Savo's Site


Last Updated: December 29, 2022
Status: Completed
Period: February 2019 - March 2019
Client: MIE346, Analog and Digital Electronics


In this class project I was tasked with a classmate to produce an Arduino-based oscilloscope for a PC for signals up 20kHz with an amplitude up to ±15V. The design was developed and prototyped incrementally to introduce new features and fulfil the obectives and constraints.


  • Must convert an either ±15V (1X) or ±1.5V (10X) input signal to a 0 to 5V output (to be read by the Arduino)
    • 1X and 10X input mode to be manually selected
  • Accept input via standard BNC connector
  • Must have a manually adjustable trigger level
  • Must have AC or DC coupling selection


  • Use only four opamps in the design (so only one quad op-amp IC is needed)


The importance of understanding of the prototyping process. By understanding how we were going to prototype and ultimately build our final design, we were able to tailor our designs to be easier to debug and assemble. For example, since we were using machined copper circuit boards (as opposed to printed ones) there were no plated through holes nor vias for signals. These had to be soldered by hand where needed. To avoid these operations I designed our boards to keep most connections on the “bottom” of the board where we would solder to, when a connection needed to be on the “top”, the trace would be terminated typically at the pin of some component rather than a via.

Bottom trace layout on a prototype board
The trace layout of one prototype board, all on one layer

Detailed Report

This was a semester long project I worked on with another student. We were presented a specification outlining the desired performance characteristics of our final design which was a hobbyist oscilloscope based around an Arduino Nano to convert an either ±15V or ±1.5V input signal to a 0 to 5V output to be read by the Arduino, complete with an adjustable trigger level and AC or DC coupling selection. In addition to creating a design that would condition the signal as required, we were tasked with documenting our progress and research in regular reports.

We began by researching existing circuits that achieved a something we needed and then combining these individual circuits and specifying parts to make proposed solutions. This began with schematics of our designs in SPICE software (PSPICE originally, then LTSPICE) and simulating them with different expected inputs and see if the outputs would be what was expected.

An exerpt from the reports
An exerpt from the report

My teammate and I then refined our designs and decided on our proposed design before moving to EAGLE to design a circuit board for a prototype of the proposed design. Knowing that these boards would not have through-plated holes I designed for assembly by keeping all traces on the solder side of the board for the prototype.
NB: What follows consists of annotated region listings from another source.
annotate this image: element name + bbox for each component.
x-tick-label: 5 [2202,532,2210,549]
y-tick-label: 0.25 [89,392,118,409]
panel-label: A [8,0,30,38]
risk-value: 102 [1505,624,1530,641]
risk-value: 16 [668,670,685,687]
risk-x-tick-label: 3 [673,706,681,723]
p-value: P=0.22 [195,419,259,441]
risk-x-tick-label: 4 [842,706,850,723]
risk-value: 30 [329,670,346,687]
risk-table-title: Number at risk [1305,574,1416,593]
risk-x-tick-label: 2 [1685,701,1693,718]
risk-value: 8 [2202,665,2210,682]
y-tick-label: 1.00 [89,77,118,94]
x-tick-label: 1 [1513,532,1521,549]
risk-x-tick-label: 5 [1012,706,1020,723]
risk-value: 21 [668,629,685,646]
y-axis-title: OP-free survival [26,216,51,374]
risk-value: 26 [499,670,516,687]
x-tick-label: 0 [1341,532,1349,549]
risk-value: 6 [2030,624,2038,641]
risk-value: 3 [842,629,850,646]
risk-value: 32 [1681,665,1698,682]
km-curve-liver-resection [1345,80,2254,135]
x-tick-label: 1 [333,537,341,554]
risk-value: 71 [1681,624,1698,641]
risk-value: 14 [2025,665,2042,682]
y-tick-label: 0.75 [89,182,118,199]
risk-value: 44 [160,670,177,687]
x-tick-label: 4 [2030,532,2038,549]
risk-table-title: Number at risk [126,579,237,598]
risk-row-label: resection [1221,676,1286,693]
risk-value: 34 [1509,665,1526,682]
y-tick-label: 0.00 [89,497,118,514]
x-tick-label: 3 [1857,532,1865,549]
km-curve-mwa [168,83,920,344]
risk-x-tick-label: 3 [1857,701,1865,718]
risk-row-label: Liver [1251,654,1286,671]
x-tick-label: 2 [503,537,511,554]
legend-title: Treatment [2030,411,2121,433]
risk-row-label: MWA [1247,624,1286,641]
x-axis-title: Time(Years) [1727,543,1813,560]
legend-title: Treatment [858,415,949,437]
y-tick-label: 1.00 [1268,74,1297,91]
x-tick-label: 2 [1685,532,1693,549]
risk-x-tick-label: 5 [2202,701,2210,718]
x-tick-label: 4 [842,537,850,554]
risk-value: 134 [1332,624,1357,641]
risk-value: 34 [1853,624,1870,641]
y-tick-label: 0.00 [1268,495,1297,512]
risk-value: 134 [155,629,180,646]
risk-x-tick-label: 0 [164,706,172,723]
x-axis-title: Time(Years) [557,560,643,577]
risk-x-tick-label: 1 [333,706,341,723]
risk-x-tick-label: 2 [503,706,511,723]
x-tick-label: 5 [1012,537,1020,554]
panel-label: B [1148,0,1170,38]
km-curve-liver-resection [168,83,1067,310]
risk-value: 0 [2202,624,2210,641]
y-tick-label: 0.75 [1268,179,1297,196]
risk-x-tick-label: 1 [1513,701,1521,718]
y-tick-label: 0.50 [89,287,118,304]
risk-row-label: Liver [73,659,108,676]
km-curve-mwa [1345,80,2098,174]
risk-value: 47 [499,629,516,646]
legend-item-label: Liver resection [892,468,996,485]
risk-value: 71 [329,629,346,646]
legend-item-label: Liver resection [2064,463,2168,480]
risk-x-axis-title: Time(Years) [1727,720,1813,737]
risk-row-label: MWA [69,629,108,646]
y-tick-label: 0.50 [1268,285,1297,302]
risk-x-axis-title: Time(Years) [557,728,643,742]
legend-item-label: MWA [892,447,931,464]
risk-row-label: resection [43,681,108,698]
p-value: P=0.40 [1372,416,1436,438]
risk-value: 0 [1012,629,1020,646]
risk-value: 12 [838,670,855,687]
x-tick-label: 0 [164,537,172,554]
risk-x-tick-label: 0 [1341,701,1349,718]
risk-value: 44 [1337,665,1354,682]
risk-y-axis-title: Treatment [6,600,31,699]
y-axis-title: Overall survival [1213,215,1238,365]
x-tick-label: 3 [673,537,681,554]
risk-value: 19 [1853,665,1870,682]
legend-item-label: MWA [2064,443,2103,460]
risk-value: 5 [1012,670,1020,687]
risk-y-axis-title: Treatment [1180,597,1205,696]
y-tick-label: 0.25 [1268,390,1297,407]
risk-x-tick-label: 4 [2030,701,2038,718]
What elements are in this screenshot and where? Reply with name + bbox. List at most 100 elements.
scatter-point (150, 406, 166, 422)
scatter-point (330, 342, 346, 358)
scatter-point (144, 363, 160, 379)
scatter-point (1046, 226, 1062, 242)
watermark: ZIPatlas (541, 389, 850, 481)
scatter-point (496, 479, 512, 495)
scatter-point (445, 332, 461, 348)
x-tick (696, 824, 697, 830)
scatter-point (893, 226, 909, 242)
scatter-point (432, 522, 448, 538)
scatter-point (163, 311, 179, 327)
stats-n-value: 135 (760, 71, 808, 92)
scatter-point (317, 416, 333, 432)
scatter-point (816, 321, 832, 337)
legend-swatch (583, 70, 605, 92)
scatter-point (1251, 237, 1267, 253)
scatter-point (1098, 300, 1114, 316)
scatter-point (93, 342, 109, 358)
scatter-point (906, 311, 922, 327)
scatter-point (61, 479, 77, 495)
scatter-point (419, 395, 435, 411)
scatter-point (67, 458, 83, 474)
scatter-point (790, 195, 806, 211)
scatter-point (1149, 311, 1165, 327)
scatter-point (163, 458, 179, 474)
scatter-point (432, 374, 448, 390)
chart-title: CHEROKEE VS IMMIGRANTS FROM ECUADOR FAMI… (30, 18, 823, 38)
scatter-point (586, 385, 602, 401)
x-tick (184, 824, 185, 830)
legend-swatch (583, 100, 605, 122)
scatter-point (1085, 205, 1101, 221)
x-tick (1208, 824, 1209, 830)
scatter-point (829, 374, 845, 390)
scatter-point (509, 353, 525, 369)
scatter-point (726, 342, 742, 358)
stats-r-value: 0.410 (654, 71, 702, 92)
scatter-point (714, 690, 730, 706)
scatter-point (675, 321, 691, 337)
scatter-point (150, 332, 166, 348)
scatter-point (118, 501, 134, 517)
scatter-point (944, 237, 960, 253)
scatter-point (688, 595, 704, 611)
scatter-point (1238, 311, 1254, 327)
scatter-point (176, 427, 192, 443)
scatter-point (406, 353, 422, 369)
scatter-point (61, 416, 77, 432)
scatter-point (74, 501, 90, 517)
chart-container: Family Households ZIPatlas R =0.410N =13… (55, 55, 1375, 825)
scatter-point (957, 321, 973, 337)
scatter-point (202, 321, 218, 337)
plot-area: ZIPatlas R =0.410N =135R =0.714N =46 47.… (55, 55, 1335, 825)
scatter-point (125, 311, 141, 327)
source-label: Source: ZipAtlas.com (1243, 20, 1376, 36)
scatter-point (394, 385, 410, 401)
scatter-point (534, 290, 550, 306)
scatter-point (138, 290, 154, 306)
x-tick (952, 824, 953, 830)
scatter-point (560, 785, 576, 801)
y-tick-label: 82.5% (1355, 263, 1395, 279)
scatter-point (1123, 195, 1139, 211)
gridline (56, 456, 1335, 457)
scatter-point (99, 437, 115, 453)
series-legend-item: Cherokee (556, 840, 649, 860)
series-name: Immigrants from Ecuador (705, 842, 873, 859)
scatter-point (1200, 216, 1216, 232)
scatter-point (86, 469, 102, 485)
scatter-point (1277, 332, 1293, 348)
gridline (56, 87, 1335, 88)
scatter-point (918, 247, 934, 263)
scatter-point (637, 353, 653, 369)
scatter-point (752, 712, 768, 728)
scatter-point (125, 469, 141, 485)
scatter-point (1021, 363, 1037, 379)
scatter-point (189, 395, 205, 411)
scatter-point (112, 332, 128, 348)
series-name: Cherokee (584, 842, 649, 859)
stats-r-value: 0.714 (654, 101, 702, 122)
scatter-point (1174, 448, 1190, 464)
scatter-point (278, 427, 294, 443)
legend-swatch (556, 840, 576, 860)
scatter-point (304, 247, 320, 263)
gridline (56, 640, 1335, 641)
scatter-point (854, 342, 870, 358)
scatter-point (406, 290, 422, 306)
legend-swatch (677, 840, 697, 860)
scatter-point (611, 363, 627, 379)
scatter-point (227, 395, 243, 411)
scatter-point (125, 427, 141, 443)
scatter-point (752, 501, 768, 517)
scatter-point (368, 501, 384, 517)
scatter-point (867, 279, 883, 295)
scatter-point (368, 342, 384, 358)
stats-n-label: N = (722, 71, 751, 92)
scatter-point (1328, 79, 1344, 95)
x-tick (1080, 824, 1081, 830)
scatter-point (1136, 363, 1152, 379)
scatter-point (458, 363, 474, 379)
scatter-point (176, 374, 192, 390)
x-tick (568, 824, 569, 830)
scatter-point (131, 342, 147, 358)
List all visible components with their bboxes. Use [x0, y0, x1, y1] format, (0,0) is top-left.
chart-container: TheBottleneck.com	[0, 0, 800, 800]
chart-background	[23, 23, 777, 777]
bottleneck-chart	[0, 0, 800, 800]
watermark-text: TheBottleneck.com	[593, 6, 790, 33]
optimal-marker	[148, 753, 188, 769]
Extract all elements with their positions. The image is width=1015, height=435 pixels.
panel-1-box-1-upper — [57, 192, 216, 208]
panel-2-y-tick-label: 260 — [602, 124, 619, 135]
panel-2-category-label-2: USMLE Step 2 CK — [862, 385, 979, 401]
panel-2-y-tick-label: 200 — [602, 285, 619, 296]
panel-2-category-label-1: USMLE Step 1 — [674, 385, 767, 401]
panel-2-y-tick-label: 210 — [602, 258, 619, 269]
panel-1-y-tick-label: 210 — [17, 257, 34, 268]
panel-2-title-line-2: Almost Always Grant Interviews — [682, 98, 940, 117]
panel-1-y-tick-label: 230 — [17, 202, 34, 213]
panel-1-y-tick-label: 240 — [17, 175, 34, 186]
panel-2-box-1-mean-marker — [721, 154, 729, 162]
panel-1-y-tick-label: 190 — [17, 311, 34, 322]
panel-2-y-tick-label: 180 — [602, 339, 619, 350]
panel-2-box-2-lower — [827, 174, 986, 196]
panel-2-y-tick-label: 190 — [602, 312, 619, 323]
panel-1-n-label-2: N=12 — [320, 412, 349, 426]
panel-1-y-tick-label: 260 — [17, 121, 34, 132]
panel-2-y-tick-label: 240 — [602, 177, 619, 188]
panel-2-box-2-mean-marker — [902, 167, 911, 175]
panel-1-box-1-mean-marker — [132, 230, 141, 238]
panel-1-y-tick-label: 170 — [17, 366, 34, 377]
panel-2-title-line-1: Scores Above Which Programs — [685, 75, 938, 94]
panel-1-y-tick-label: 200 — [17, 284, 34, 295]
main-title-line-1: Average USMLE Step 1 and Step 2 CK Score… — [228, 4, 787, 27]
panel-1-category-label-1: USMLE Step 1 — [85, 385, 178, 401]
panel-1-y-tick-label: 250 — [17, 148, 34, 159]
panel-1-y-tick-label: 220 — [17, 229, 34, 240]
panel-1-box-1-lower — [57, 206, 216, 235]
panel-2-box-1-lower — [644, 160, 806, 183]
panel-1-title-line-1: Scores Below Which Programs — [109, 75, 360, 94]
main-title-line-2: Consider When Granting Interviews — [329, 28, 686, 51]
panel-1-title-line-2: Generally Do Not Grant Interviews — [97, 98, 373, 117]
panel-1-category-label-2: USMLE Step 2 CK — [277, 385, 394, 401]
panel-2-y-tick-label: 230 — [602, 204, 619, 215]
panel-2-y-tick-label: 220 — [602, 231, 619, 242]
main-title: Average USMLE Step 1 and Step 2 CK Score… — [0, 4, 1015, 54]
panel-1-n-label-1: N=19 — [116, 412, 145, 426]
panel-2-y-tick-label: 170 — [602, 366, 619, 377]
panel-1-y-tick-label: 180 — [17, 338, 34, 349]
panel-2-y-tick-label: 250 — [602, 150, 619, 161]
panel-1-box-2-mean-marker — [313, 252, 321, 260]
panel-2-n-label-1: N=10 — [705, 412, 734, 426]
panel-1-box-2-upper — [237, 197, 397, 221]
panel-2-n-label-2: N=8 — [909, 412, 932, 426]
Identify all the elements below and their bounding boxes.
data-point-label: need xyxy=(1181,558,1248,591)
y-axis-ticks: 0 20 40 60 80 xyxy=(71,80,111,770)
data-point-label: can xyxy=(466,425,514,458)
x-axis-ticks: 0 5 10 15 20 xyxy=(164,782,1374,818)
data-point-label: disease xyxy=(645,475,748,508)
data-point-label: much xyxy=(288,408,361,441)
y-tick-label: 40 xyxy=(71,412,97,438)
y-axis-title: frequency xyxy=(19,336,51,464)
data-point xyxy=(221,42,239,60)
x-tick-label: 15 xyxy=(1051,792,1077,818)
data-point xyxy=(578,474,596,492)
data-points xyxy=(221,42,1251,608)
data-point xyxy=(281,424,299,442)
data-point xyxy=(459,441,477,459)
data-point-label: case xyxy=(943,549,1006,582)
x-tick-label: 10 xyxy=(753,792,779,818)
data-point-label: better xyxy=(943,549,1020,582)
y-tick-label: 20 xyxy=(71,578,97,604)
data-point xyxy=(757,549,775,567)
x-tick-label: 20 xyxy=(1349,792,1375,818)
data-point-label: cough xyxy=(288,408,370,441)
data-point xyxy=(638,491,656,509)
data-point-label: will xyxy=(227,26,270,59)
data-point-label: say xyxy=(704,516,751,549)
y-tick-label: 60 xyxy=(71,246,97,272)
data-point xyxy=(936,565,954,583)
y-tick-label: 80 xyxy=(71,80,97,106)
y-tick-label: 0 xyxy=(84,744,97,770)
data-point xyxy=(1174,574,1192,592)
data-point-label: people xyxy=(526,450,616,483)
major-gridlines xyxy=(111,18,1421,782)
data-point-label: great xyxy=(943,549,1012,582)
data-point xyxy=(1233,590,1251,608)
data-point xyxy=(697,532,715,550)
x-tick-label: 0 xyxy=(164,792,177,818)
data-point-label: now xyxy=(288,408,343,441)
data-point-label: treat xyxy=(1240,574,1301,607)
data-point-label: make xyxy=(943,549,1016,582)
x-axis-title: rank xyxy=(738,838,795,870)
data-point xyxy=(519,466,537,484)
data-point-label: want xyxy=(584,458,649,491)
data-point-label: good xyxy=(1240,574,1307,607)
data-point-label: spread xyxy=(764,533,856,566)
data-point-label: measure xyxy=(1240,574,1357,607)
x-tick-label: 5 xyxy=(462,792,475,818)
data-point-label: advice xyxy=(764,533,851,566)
Once the boards were manufactured and we collected them along with our selected parts, it was our duty to assemble and test them using a function generator and an oscilloscope to verify our designs. Here are some photographs of the prototype.

Prototype board from the bottom
The prototype board from the top and bottom respectively

Our tests were successful, however I made the mistake of misreading a label when gathering components which led to one of the capacitors being three orders of magnitude too large (1uF instead of 1pF), which resulting in our low-pass filter cut-off frequency being 20Hz in tests instead of 20kHz. This being a human error, did not require us revising our design to correct.

The final stage of the project was to add the Arduino and ±15V power supplies for the op-amps to the board and design a 3D printed housing for the system. We used the suggested component values for the circuits except for the -15V supply where we adapted a -12V design to configure it to output -15V. Below is the section of our final report displaying the system in different configurations.

Views from report
A series of views from the report

This final design was also subjected to testing to verify its performance to the criteria specified at the start of the project. Our testing was partially limited by the equipment we had (namely the range being limited to ±10V on the function generators, preventing proper ±15V tests). Our results were not perfect, however we deemed them appropriate given the expected use of this ‘product’ being hobbyists on low frequency signals.